J’ai beau dire, discuter, conseiller, me battre pour mettre en place des solutions collectives adaptées, ce mythe est tenace. Il est le résultat d’un tabou social, celui de la maladie. On n’en parle pas, on fait semblant, on essaie d’oublier[6]. Des femmes évoquent parfois des questions d’éducation ou de culture – « on n’a pas appris à penser à nous », « on ne sait pas s’arrêter », « on nous a appris à ne jamais se plaindre » – mais très rarement les systèmes sociaux et politiques dans lesquelles ces croyances se sont installées.

En outre, la réponse apportée par le corps médical, en dehors d’être médicamenteuse, s’oriente le plus souvent vers la condescendance. Paternaliste, à consonance individualiste, cette réponse entretient la mystification. Il s’agirait de « se prendre en main » et à cet effet, faire du sport, pour se muscler, se tonifier, sortir, ne pas se laisser aller, ou de « lâcher prise » dans le but de laisser les peines derrière soi, de déposer les valises, de renforcer son estime de soi, de se développer personnellement, d’exprimer sa propre volonté, de vivre le présent…

Cette « moralité libérale » m’horripile. Elle ramène l’idée de soin au seul sentiment personnel (sphère domestique) et le détache de son rôle social, économique et politique (sphère publique). Elle légitime la distinction entre travail « gratuit » et « payant » et entre savoir « profane »[7]et « professionnel » (soigner au quotidien demande des compétences, maîtrisées par la majorité des femmes, qui ne sont nullement reconnues). Ma déception s’amplifie car cette moralité est intégrée par la malade qui refuse, par abnégation, de se positionner en tant que ce qu’elle est devenue – une personne affaiblie, amochée, souvent seule – dans un contexte où les rapports sociaux sont inégaux. Si la tendance s’inversait, on pourrait construire un bien commun, la santé, vecteur de politiques publiques et d’actions territoriales applicables au plus grand nombre.
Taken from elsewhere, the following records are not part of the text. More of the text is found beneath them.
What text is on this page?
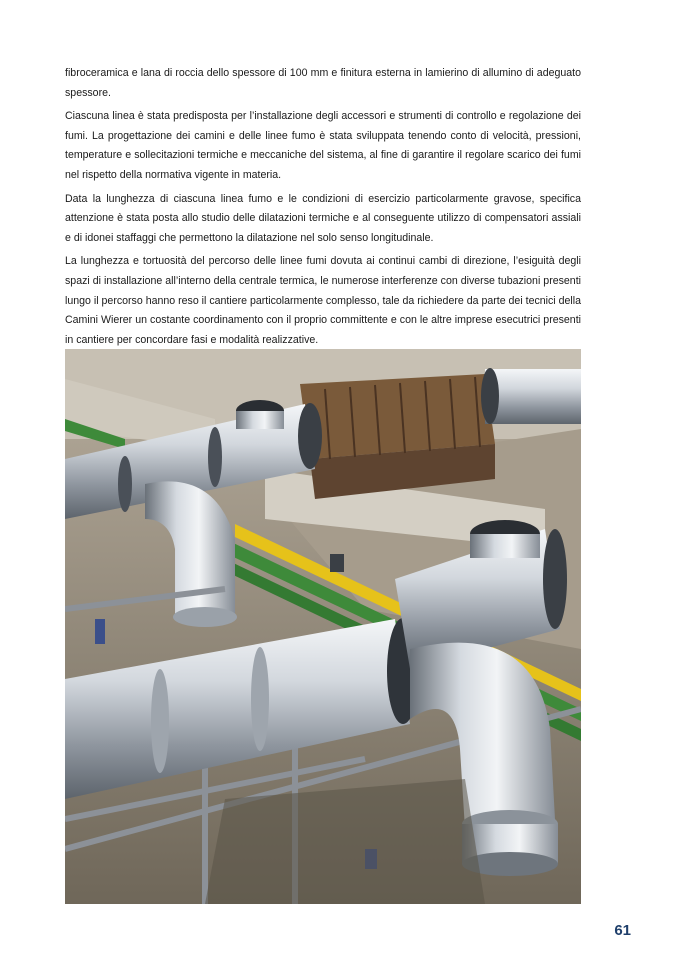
fibroceramica e lana di roccia dello spessore di 100 mm e finitura esterna in lamierino di allumino di adeguato spessore.

Ciascuna linea è stata predisposta per l’installazione degli accessori e strumenti di controllo e regolazione dei fumi. La progettazione dei camini e delle linee fumo è stata sviluppata tenendo conto di velocità, pressioni, temperature e sollecitazioni termiche e meccaniche del sistema, al fine di garantire il regolare scarico dei fumi nel rispetto della normativa vigente in materia.

Data la lunghezza di ciascuna linea fumo e le condizioni di esercizio particolarmente gravose, specifica attenzione è stata posta allo studio delle dilatazioni termiche e al conseguente utilizzo di compensatori assiali e di idonei staffaggi che permettono la dilatazione nel solo senso longitudinale.

La lunghezza e tortuosità del percorso delle linee fumi dovuta ai continui cambi di direzione, l’esiguità degli spazi di installazione all’interno della centrale termica, le numerose interferenze con diverse tubazioni presenti lungo il percorso hanno reso il cantiere particolarmente complesso, tale da richiedere da parte dei tecnici della Camini Wierer un costante coordinamento con il proprio committente e con le altre imprese esecutrici presenti in cantiere per concordare fasi e modalità realizzative.

61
En attendant, c’est le corps des femmes qui reste un bien commun[8].

 

Joelle Palmieri
4 novembre 2019

 

[1]« Agir pour les aidants – Stratégie de mobilisation et de soutien 2020-2022 », https://handicap.gouv.fr/presse/dossiers-de-presse/article/agir-pour-les-aidants,consulté le 3 novembre 2019

[2]Laugier, Sandra. « L’éthique du care en trois subversions », Multitudes, vol. 42, no. 3, 2010, pp. 112-125.

[3]Emmanuel Hirsch, « Proches, aidants, aimant : notre place auprès de la personne malade – Le gouvernement a présenté un plan national de soutien aux aidants », page LinkedIn, 24 octobre 2019, https://www.linkedin.com/pulse/proches-aidants-aimant-notre-place-auprès-de-la-personne-hirsch/, consulté le 3 novembre 2019

[4]« Dans la majorité des cas, c’est la femme qui assure toujours ou le plus souvent le repassage du linge, la préparation quotidienne des repas, le passage de l’aspirateur et les courses ».

Bauer, Denise, Entre maison, enfant(s) et travail : les diverses formes d’arrangement dans les couples, d’après l’enquête nationale, « Étude des relations familiales et intergénérationnelles (ERFI) », Etudes et Résultats, n°570 (2007), INSEE, mise à jour 17.08.10.

[5]« La souffrance des femmes, elle, n’inquiète ni l’ordre social ni “l’harmonie entre les sexes” mais s’inscrit dans la continuité de la féminité ». Jonas, Irène. « Un nouveau travail de « care » conjugal : la femme « thérapeute » du couple », Recherches familiales, vol. 3, no. 1, 2006, pp. 38-46.

[6]« Bien souvent, c’est la femme malade qui choisit une solution difficile et généreuse : faire semblant. Ne pas provoquer d’inquiétude, taire ses angoisses. Le monde s’inverse ! La malade rassure le bien portant ! »

Gros, Dominique. « Les bien portants face au cancer du sein. Fuite, indifférence, amour ? », Revue française de psychosomatique, vol. 31, no. 1, 2007, pp. 83-91.

[7]Cresson, Geneviève. « 4. Les soins profanes et la division du travail entre hommes et femmes », Pierre Aïach éd., Femmes et hommes dans le champ de la santé. Approches sociologiques. Presses de l’EHESP, 2001, pp. 303-328.

[8]Guillaumin,Colette. « Pratique du pouvoir et idée de Nature (1) L’appropriation des femmes », Questions FéministesNo. 2, les corps appropriés (février 1978), pp. 5-30.